Flight Fare Prediction Using Machine Learning
Author: Kudithi Upendra1 (MCA student), Dr.G. Sharmila Sujatha2 (Asst.Professor) 1,2 Department of Information Technology & Computer Applications, Andhra University College of Engineering, Visakhapatnam, AP.
Corresponding Author: Kudithi Upendra
(email-id: upendrakudithi@gmail.com)
ABSTRACT:
The rapid growth of the aviation industry has led to highly dynamic and unpredictable flight pricing strategies, making it challenging for travelers to identify cost-effective options. This project aims to develop a reliable flight fare prediction system using machine learning techniques to forecast airline ticket prices based on historical and real-time data. The primary objective is to assist travelers and airline agencies in making informed decisions by predicting fares with high accuracy. A dataset containing features such as airline name, flight number, source city, departure time, number of stops, arrival time, destination city, travel class, flight duration, days left until departure, and actual price was utilized.
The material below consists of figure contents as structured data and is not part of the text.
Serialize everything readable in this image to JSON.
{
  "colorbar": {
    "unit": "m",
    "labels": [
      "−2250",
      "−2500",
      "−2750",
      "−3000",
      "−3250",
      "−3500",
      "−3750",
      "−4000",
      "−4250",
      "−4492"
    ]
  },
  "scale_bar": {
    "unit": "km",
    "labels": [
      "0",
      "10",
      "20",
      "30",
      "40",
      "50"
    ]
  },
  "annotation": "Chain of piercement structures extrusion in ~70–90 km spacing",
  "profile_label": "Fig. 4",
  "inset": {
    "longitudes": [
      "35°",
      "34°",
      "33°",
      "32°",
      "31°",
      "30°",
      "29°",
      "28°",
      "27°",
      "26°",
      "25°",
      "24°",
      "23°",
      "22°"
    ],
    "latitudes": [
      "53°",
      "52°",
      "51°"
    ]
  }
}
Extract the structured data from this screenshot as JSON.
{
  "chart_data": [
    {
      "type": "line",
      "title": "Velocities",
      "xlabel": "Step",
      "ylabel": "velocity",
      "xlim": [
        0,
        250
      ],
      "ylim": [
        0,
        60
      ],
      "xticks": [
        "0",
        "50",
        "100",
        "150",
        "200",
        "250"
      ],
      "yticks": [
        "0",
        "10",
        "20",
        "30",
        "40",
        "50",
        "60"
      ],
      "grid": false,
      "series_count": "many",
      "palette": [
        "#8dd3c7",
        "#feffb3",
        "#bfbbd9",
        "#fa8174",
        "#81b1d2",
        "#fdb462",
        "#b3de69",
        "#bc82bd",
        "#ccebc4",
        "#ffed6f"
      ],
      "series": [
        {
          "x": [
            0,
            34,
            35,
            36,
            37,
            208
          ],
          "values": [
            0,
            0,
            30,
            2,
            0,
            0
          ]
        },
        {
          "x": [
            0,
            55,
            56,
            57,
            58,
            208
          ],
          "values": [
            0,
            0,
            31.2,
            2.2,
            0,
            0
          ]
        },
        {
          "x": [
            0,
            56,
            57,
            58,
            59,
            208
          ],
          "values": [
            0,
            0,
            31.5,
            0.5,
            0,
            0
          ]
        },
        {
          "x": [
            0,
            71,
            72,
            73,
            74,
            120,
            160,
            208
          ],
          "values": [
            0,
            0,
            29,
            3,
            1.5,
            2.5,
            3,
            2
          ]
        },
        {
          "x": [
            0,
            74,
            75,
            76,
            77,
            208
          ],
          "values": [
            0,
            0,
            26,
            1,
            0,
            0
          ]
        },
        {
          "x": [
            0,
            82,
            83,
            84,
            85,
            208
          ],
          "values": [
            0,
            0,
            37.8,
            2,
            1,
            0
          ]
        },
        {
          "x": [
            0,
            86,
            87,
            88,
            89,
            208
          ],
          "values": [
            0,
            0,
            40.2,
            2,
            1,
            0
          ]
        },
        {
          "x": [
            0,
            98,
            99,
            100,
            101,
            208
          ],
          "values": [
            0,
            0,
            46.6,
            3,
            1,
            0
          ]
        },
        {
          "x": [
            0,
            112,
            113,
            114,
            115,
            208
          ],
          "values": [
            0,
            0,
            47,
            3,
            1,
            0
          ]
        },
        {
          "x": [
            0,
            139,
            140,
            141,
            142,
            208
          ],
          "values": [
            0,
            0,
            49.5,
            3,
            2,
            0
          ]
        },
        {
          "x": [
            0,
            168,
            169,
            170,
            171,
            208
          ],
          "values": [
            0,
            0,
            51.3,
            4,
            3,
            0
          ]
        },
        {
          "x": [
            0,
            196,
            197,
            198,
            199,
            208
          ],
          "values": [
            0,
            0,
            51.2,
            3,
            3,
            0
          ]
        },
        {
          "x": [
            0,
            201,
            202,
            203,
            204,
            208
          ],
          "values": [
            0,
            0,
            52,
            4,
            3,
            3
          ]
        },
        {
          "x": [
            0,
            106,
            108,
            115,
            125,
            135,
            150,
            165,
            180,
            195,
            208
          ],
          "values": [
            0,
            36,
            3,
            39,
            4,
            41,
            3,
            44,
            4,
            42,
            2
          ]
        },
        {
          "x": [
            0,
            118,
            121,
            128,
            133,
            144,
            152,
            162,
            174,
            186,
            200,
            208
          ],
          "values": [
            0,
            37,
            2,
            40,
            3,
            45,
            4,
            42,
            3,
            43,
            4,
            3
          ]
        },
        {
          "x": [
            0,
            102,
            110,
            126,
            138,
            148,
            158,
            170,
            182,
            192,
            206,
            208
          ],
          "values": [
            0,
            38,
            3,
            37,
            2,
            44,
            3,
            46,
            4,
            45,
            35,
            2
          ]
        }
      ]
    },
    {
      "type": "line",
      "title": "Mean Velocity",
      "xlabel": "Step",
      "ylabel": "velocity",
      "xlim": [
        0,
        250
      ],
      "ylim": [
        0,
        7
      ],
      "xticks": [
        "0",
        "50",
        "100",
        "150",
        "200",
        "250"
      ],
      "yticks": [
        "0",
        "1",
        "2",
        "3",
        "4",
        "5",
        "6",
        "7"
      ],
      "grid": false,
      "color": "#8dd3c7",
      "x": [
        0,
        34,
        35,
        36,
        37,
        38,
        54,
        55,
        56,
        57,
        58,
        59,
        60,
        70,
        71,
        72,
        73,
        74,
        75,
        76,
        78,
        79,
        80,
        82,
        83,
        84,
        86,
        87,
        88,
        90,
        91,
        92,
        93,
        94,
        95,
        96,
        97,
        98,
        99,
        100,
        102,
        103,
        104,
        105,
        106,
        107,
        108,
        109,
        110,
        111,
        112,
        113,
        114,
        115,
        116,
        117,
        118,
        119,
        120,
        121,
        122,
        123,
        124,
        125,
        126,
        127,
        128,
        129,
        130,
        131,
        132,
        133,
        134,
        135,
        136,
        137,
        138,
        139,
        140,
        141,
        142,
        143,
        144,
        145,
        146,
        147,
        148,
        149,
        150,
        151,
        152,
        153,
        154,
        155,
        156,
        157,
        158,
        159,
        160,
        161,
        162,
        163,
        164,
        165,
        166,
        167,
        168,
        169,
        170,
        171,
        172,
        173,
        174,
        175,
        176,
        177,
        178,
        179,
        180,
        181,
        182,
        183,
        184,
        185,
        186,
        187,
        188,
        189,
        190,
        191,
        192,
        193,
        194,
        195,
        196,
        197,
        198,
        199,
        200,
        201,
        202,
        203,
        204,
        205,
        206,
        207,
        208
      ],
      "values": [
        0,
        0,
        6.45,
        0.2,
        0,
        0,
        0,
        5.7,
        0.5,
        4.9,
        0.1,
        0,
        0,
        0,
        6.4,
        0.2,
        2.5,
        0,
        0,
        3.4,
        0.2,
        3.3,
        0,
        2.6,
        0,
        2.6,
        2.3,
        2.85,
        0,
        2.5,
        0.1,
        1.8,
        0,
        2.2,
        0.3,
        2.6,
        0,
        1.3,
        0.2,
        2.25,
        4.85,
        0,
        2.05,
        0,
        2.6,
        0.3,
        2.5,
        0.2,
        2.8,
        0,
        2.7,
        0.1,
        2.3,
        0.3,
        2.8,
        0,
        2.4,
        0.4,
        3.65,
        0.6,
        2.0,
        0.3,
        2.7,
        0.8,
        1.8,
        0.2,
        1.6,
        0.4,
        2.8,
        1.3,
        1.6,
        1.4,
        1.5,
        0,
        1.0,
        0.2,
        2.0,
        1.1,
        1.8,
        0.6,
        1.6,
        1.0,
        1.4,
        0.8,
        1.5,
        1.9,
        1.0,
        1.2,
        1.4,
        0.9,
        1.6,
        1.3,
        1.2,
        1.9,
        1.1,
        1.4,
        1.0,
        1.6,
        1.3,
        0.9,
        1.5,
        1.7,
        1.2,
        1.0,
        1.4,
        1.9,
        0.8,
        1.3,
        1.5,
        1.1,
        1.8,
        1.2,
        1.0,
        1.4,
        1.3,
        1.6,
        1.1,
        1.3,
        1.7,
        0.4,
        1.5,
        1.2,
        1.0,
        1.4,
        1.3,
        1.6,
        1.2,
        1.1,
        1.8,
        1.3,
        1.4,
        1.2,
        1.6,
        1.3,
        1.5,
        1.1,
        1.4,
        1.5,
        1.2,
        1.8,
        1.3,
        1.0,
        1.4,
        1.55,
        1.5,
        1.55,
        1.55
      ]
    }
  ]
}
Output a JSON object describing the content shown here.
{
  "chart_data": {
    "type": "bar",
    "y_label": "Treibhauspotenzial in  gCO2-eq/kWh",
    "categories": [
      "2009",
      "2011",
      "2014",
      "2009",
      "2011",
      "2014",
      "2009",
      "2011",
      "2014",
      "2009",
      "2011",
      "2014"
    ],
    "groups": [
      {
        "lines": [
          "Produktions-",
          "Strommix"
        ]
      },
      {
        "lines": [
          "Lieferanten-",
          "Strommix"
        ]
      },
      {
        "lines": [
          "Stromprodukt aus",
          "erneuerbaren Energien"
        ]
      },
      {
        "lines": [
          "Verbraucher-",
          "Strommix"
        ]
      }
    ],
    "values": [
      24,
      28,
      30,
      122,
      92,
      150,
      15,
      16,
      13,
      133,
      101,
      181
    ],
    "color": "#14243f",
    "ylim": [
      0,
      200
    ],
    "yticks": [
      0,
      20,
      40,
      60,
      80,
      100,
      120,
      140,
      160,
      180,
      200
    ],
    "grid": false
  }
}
To preprocess the data, OneHotEncoder was applied to handle categorical variables, and StandardScaler was used to normalize the numerical features. Linear Regression was then employed as the core predictive algorithm due to its simplicity and effectiveness in modeling continuous variables. The model was trained and validated using appropriate train-test splits, and performance was evaluated using metrics such as Mean Squared Error and R-squared score. Results showed that the model was able to predict flight fares with reasonable accuracy, highlighting the potential of linear models when supported by proper feature engineering. In conclusion, this study demonstrates that a machine learning pipeline combining preprocessing and linear regression can be an efficient solution for forecasting flight ticket prices, potentially enhancing decision-making for both service providers and customers.
Keywords: Flight Fare Prediction, Linear Regression, OneHotEncoder, StandardScaler, Machine Learning, Categorical Variables, Feature Engineering.